Czy to ma być fredrowski mur, który poza propagandowym aspektem i papkinowskim prężeniem muskułów niewiele da? Mamy budowlę, która udała się znakomicie, to zbudowany przez wielce czcigodnych panów Jarosława Milczka i Donalda Raptusiewicza mur dzielący rodzime plemiona „tutsi i hutu”. Jeden z budowniczych intonuje zaśpiew, że „nie będzie Niemiec pluł nam w twarz”, bo jesteśmy „pępkiem świata” i europejskim hegemonem, a drugi szczerząc nieszczerze zęby strofuje i poucza: Polaku nie krytykuj, nie podskakuj, siedź na dupie i przytakuj.
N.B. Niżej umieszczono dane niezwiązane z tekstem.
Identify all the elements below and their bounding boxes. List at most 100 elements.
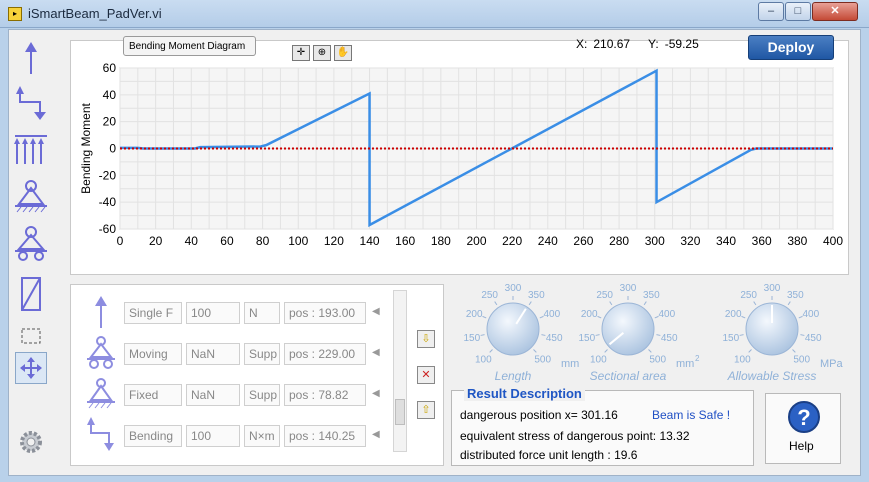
load-row[interactable]: Bending 100 N×m pos : 140.25 ◀ — [82, 416, 382, 454]
knob-tick — [753, 301, 757, 306]
load-row[interactable]: Fixed NaN Supp pos : 78.82 ◀ — [82, 375, 382, 413]
knob-dial — [601, 302, 655, 356]
load-row[interactable]: Single F 100 Npos : 193.00 ◀ — [82, 293, 382, 331]
up-arrow-icon — [25, 42, 37, 74]
knob-length[interactable]: 100 150 200 250 300 350 400 450 500 mm Length — [463, 283, 579, 383]
knob-tick — [748, 349, 752, 353]
knob-tick — [643, 301, 647, 306]
load-position-field[interactable]: pos : 229.00 — [284, 343, 366, 365]
load-unit-field: Supp — [244, 384, 280, 406]
distributed-load-icon — [14, 135, 47, 164]
knob-tick — [595, 334, 600, 336]
y-tick-label: 0 — [109, 142, 116, 156]
scrollbar-thumb[interactable] — [395, 399, 405, 425]
x-tick-label: 140 — [360, 234, 380, 248]
knob-sectional-area[interactable]: 100 150 200 250 300 350 400 450 500 mm 2 Sectional … — [578, 283, 700, 383]
move-up-button[interactable]: ⇧ — [417, 401, 435, 419]
bending-moment-chart[interactable]: 0 20 40 60 80 100 120 140 160 180 200 220 240 260 280 3… — [70, 58, 849, 268]
load-position-field[interactable]: pos : 193.00 — [284, 302, 366, 324]
graph-palette-label[interactable]: Bending Moment Diagram — [123, 36, 256, 56]
crosshair-icon: ✛ — [296, 47, 306, 58]
loads-scrollbar[interactable] — [393, 290, 407, 452]
settings-tool[interactable] — [11, 424, 51, 460]
knob-tick-label: 350 — [643, 290, 660, 301]
knob-tick-label: 450 — [546, 333, 563, 344]
knob-unit: mm — [676, 358, 694, 370]
load-value-field[interactable]: NaN — [186, 384, 240, 406]
load-value-field[interactable]: 100 — [186, 425, 240, 447]
knob-unit-superscript: 2 — [695, 354, 700, 363]
x-tick-label: 160 — [395, 234, 415, 248]
knob-unit: MPa — [820, 358, 844, 370]
bending-moment-tool[interactable] — [11, 86, 51, 122]
beam-section-tool[interactable] — [11, 276, 51, 312]
y-axis-label: Bending Moment — [79, 102, 93, 193]
load-type-field: Fixed — [124, 384, 182, 406]
moving-support-icon — [82, 334, 120, 372]
load-row[interactable]: Moving NaN Supp pos : 229.00 ◀ — [82, 334, 382, 372]
fixed-support-tool[interactable] — [11, 178, 51, 214]
bending-moment-icon — [16, 86, 46, 120]
y-tick-label: 20 — [103, 115, 117, 129]
move-tool[interactable] — [15, 352, 47, 384]
x-tick-label: 340 — [716, 234, 736, 248]
close-button[interactable]: ✕ — [812, 2, 858, 21]
x-tick-label: 20 — [149, 234, 163, 248]
knob-tick-label: 400 — [543, 309, 560, 320]
title-bar: ▸ iSmartBeam_PadVer.vi – □ ✕ — [0, 0, 869, 28]
x-tick-label: 40 — [185, 234, 199, 248]
x-tick-label: 320 — [680, 234, 700, 248]
knob-tick — [648, 349, 652, 353]
knob-tick — [597, 315, 602, 319]
knob-allowable-stress[interactable]: 100 150 200 250 300 350 400 450 500 MPaAllowable … — [722, 283, 843, 383]
x-tick-label: 240 — [538, 234, 558, 248]
position-arrow-icon[interactable]: ◀ — [372, 306, 384, 320]
knob-tick — [609, 301, 613, 306]
load-type-field: Bending — [124, 425, 182, 447]
move-down-button[interactable]: ⇩ — [417, 330, 435, 348]
distributed-load-tool[interactable] — [11, 132, 51, 168]
maximize-button[interactable]: □ — [785, 2, 811, 21]
select-tool[interactable] — [11, 324, 51, 348]
knob-tick-label: 450 — [661, 333, 678, 344]
knob-tick-label: 200 — [581, 309, 598, 320]
help-button[interactable]: ? — [765, 393, 841, 464]
position-arrow-icon[interactable]: ◀ — [372, 388, 384, 402]
load-value-field[interactable]: NaN — [186, 343, 240, 365]
knob-tick — [528, 301, 532, 306]
parameter-knobs: 100150200250300350400450500 mmLength10015… — [463, 283, 843, 383]
knob-tick-label: 350 — [787, 290, 804, 301]
knob-label: Allowable Stress — [727, 369, 817, 383]
fixed-support-icon — [15, 180, 47, 213]
load-position-field[interactable]: pos : 140.25 — [284, 425, 366, 447]
load-value-field[interactable]: 100 — [186, 302, 240, 324]
deploy-button[interactable]: Deploy — [748, 35, 834, 60]
x-tick-label: 120 — [324, 234, 344, 248]
single-force-tool[interactable] — [11, 40, 51, 76]
knob-tick — [533, 349, 537, 353]
delete-x-icon: ✕ — [421, 369, 431, 381]
knob-tick-label: 100 — [734, 355, 751, 366]
y-tick-label: 60 — [103, 61, 117, 75]
knob-tick-label: 400 — [658, 309, 675, 320]
knob-unit: mm — [561, 358, 579, 370]
labview-app-icon: ▸ — [8, 7, 22, 21]
x-tick-label: 360 — [752, 234, 772, 248]
knob-tick-label: 500 — [649, 355, 666, 366]
knob-tick — [739, 334, 744, 336]
x-tick-label: 400 — [823, 234, 843, 248]
delete-button[interactable]: ✕ — [417, 366, 435, 384]
gear-icon — [20, 431, 42, 453]
moving-support-tool[interactable] — [11, 226, 51, 262]
x-tick-label: 220 — [502, 234, 522, 248]
position-arrow-icon[interactable]: ◀ — [372, 347, 384, 361]
position-arrow-icon[interactable]: ◀ — [372, 429, 384, 443]
knob-tick-label: 400 — [802, 309, 819, 320]
x-tick-label: 380 — [787, 234, 807, 248]
selection-box-icon — [21, 328, 41, 344]
load-position-field[interactable]: pos : 78.82 — [284, 384, 366, 406]
minimize-button[interactable]: – — [758, 2, 784, 21]
single-force-icon — [82, 293, 120, 331]
x-tick-label: 280 — [609, 234, 629, 248]
beam-safe-status: Beam is Safe ! — [652, 408, 731, 422]
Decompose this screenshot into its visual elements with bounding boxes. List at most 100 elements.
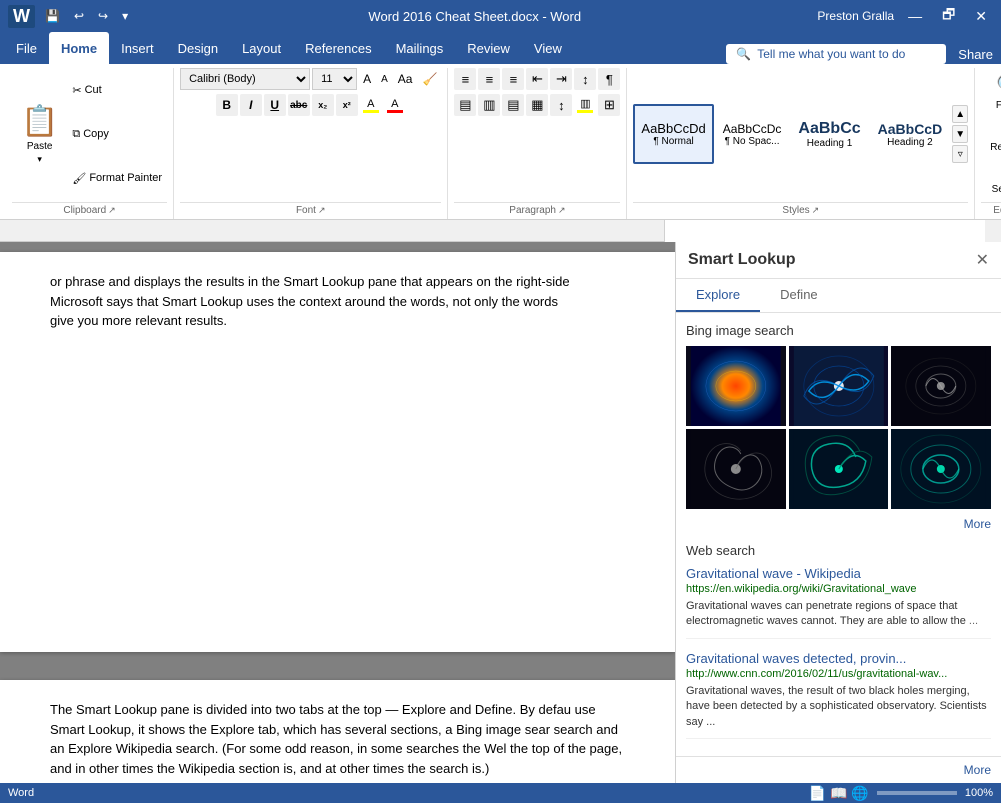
paragraph-group: ≡ ≡ ≡ ⇤ ⇥ ↕ ¶ ▤ ▥ ▤ ▦ ↕ ▥ ⊞ (448, 68, 627, 219)
search-result-2[interactable]: Gravitational waves detected, provin... … (686, 651, 991, 739)
share-button[interactable]: Share (958, 47, 993, 62)
grow-font-button[interactable]: A (359, 70, 375, 88)
change-case-button[interactable]: Aa (394, 70, 417, 88)
quick-more-button[interactable]: ▾ (118, 7, 132, 25)
numbering-button[interactable]: ≡ (478, 68, 500, 90)
font-expand-icon[interactable]: ↗ (318, 205, 326, 216)
tab-references[interactable]: References (293, 32, 383, 64)
status-view-buttons: 📄 📖 🌐 (809, 785, 869, 802)
tell-me-placeholder: Tell me what you want to do (757, 47, 905, 61)
align-left-button[interactable]: ▤ (454, 94, 476, 116)
title-bar-left: W 💾 ↩ ↪ ▾ (8, 5, 132, 28)
strikethrough-button[interactable]: abc (288, 94, 310, 116)
subscript-button[interactable]: x₂ (312, 94, 334, 116)
restore-button[interactable]: 🗗 (936, 2, 961, 30)
clipboard-expand-icon[interactable]: ↗ (108, 205, 116, 216)
image-cell-3[interactable] (891, 346, 991, 426)
style-heading-2[interactable]: AaBbCcD Heading 2 (870, 104, 951, 164)
cut-button[interactable]: ✂ Cut (67, 81, 167, 100)
web-layout-button[interactable]: 🌐 (851, 785, 868, 802)
clipboard-group-content: 📋 Paste ▾ ✂ Cut ⧉ Copy 🖌 Format Painter (12, 68, 167, 200)
title-bar: W 💾 ↩ ↪ ▾ Word 2016 Cheat Sheet.docx - W… (0, 0, 1001, 32)
italic-button[interactable]: I (240, 94, 262, 116)
image-cell-6[interactable] (891, 429, 991, 509)
paragraph-expand-icon[interactable]: ↗ (558, 205, 566, 216)
select-button[interactable]: ⬚ Select ▾ (983, 160, 1001, 200)
image-cell-2[interactable] (789, 346, 889, 426)
image-cell-5[interactable] (789, 429, 889, 509)
document-area[interactable]: or phrase and displays the results in th… (0, 242, 675, 783)
decrease-indent-button[interactable]: ⇤ (526, 68, 548, 90)
tab-mailings[interactable]: Mailings (384, 32, 456, 64)
quick-save-button[interactable]: 💾 (41, 7, 64, 25)
show-marks-button[interactable]: ¶ (598, 68, 620, 90)
styles-scroll-down[interactable]: ▼ (952, 125, 968, 143)
style-heading-1[interactable]: AaBbCc Heading 1 (790, 104, 868, 164)
panel-tab-define[interactable]: Define (760, 279, 838, 312)
line-spacing-button[interactable]: ↕ (550, 94, 572, 116)
align-right-button[interactable]: ▤ (502, 94, 524, 116)
styles-expand[interactable]: ▿ (952, 145, 968, 163)
panel-tab-explore[interactable]: Explore (676, 279, 760, 312)
underline-button[interactable]: U (264, 94, 286, 116)
image-cell-1[interactable] (686, 346, 786, 426)
format-painter-button[interactable]: 🖌 Format Painter (67, 169, 167, 188)
editing-group: 🔍 Find ▾ ⇄ Replace ⬚ Select ▾ Editing (975, 68, 1001, 219)
panel-close-button[interactable]: ✕ (976, 250, 989, 270)
clear-format-button[interactable]: 🧹 (418, 70, 441, 88)
tab-insert[interactable]: Insert (109, 32, 166, 64)
ribbon-tab-bar: File Home Insert Design Layout Reference… (0, 32, 1001, 64)
tell-me-input[interactable]: 🔍 Tell me what you want to do (726, 44, 946, 64)
font-color-button[interactable]: A (384, 94, 406, 116)
tab-layout[interactable]: Layout (230, 32, 293, 64)
read-mode-button[interactable]: 📖 (830, 785, 847, 802)
copy-button[interactable]: ⧉ Copy (67, 125, 167, 144)
bing-image-label: Bing image search (686, 323, 991, 338)
font-highlight-button[interactable]: A (360, 94, 382, 116)
style-normal[interactable]: AaBbCcDd ¶ Normal (633, 104, 713, 164)
replace-button[interactable]: ⇄ Replace (981, 118, 1001, 158)
tab-home[interactable]: Home (49, 32, 109, 64)
result-1-snippet: Gravitational waves can penetrate region… (686, 599, 991, 630)
ruler-scroll-spacer (985, 220, 1001, 242)
tab-review[interactable]: Review (455, 32, 522, 64)
image-cell-4[interactable] (686, 429, 786, 509)
superscript-button[interactable]: x² (336, 94, 358, 116)
styles-scroll-up[interactable]: ▲ (952, 105, 968, 123)
page2-text-1: The Smart Lookup pane is divided into tw… (50, 700, 625, 778)
quick-undo-button[interactable]: ↩ (70, 7, 88, 25)
font-group-content: Calibri (Body) 11 A A Aa 🧹 B I U abc x₂ … (180, 68, 441, 200)
word-count-label: Word (8, 787, 34, 799)
more-bottom-link[interactable]: More (964, 763, 991, 777)
align-center-button[interactable]: ▥ (478, 94, 500, 116)
bullets-button[interactable]: ≡ (454, 68, 476, 90)
search-result-1[interactable]: Gravitational wave - Wikipedia https://e… (686, 566, 991, 639)
minimize-button[interactable]: — (902, 6, 928, 26)
multilevel-button[interactable]: ≡ (502, 68, 524, 90)
tab-design[interactable]: Design (166, 32, 230, 64)
sort-button[interactable]: ↕ (574, 68, 596, 90)
borders-button[interactable]: ⊞ (598, 94, 620, 116)
quick-redo-button[interactable]: ↪ (94, 7, 112, 25)
style-no-space[interactable]: AaBbCcDc ¶ No Spac... (715, 104, 790, 164)
close-button[interactable]: ✕ (969, 6, 993, 27)
result-1-url: https://en.wikipedia.org/wiki/Gravitatio… (686, 583, 991, 595)
zoom-slider[interactable] (877, 791, 957, 795)
paste-button[interactable]: 📋 Paste ▾ (12, 68, 67, 200)
tab-view[interactable]: View (522, 32, 574, 64)
ribbon: 📋 Paste ▾ ✂ Cut ⧉ Copy 🖌 Format Painter (0, 64, 1001, 220)
font-family-select[interactable]: Calibri (Body) (180, 68, 310, 90)
styles-expand-icon[interactable]: ↗ (812, 205, 820, 216)
styles-group-label: Styles ↗ (633, 202, 968, 219)
find-button[interactable]: 🔍 Find ▾ (987, 68, 1001, 116)
editing-group-content: 🔍 Find ▾ ⇄ Replace ⬚ Select ▾ (981, 68, 1001, 200)
bold-button[interactable]: B (216, 94, 238, 116)
tab-file[interactable]: File (4, 32, 49, 64)
font-size-select[interactable]: 11 (312, 68, 357, 90)
increase-indent-button[interactable]: ⇥ (550, 68, 572, 90)
bing-more-link[interactable]: More (686, 517, 991, 531)
justify-button[interactable]: ▦ (526, 94, 548, 116)
print-layout-button[interactable]: 📄 (809, 785, 826, 802)
shading-button[interactable]: ▥ (574, 94, 596, 116)
shrink-font-button[interactable]: A (377, 72, 392, 87)
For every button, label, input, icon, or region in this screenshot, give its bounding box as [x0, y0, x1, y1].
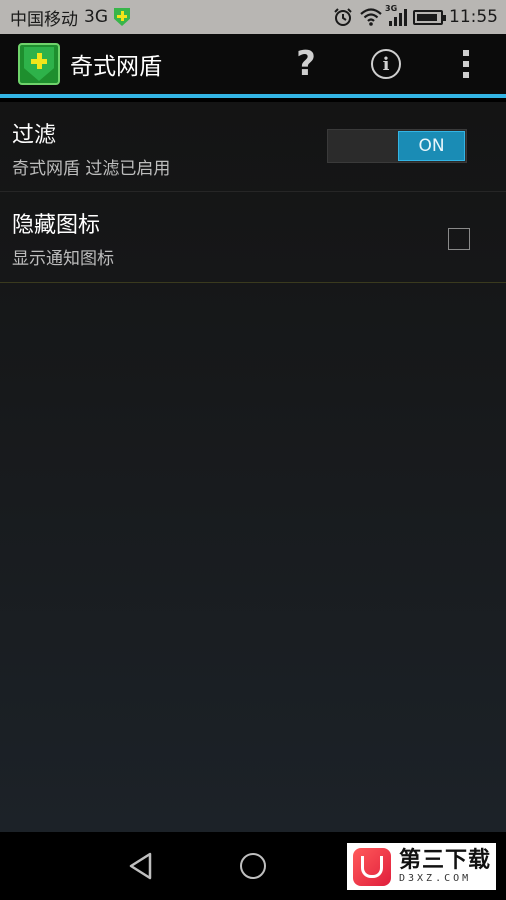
help-icon: ? — [296, 44, 316, 84]
info-button[interactable]: i — [346, 32, 426, 96]
hide-icon-title: 隐藏图标 — [12, 213, 101, 238]
hide-icon-checkbox[interactable] — [448, 228, 470, 250]
clock-label: 11:55 — [449, 7, 498, 27]
status-bar: 中国移动 3G 3G 11:55 — [0, 0, 506, 34]
alarm-icon — [333, 7, 353, 27]
switch-on-thumb: ON — [398, 131, 465, 161]
app-title: 奇式网盾 — [70, 54, 162, 80]
watermark: 第三下载 D3XZ.COM — [347, 843, 496, 890]
action-bar: 奇式网盾 ? i — [0, 34, 506, 98]
overflow-menu-icon — [463, 50, 469, 78]
help-button[interactable]: ? — [266, 32, 346, 96]
filter-title: 过滤 — [12, 123, 57, 148]
preferences-list: 过滤 奇式网盾 过滤已启用 ON 隐藏图标 显示通知图标 — [0, 102, 506, 832]
watermark-subtitle: D3XZ.COM — [399, 872, 472, 884]
app-logo-icon — [18, 43, 60, 85]
hide-icon-summary: 显示通知图标 — [12, 249, 114, 269]
info-icon: i — [371, 49, 401, 79]
status-left: 中国移动 3G — [10, 5, 130, 30]
wifi-icon — [359, 7, 383, 27]
filter-summary: 奇式网盾 过滤已启用 — [12, 159, 171, 179]
home-icon[interactable] — [240, 853, 266, 879]
action-bar-actions: ? i — [266, 34, 506, 94]
back-icon[interactable] — [128, 852, 154, 880]
shield-notification-icon — [114, 8, 130, 26]
watermark-text: 第三下载 D3XZ.COM — [399, 847, 492, 885]
filter-switch[interactable]: ON — [327, 129, 467, 163]
hide-icon-preference-row[interactable]: 隐藏图标 显示通知图标 — [0, 192, 506, 282]
battery-icon — [413, 9, 446, 25]
watermark-title: 第三下载 — [399, 847, 492, 873]
status-right: 3G 11:55 — [333, 4, 498, 27]
filter-preference-row[interactable]: 过滤 奇式网盾 过滤已启用 ON — [0, 102, 506, 192]
signal-icon: 3G — [385, 4, 407, 26]
network-type-label: 3G — [84, 7, 108, 27]
watermark-logo-icon — [353, 847, 391, 886]
carrier-label: 中国移动 — [10, 9, 78, 30]
overflow-menu-button[interactable] — [426, 32, 506, 96]
signal-network-tag: 3G — [385, 4, 398, 13]
shield-icon — [24, 47, 54, 81]
divider — [0, 282, 506, 283]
Zafiksowani na władzę roją sobie, że są wielkimi figurami na europejskiej szachownicy, gdy w istocie są lauframi, których ruchy przebiegają według ustalanego ponad ich głowami scenariusza. Motto fredrowskiej „Zemsty” skłania do refleksji, że „Nie masz nic tak złego, żeby się na dobre nie przydało. Bywa z węża dryjakiew, złe często dobremu okazyją daje”. Na Boga, wcale nie jest tak, że musimy – jak „Oni” chcą – „walić się w otłuszczone łby”, pozostaje liczyć na mądrość milczącej większości, która ma dość zażywania kąpieli w stworzonym przez nich bajorze.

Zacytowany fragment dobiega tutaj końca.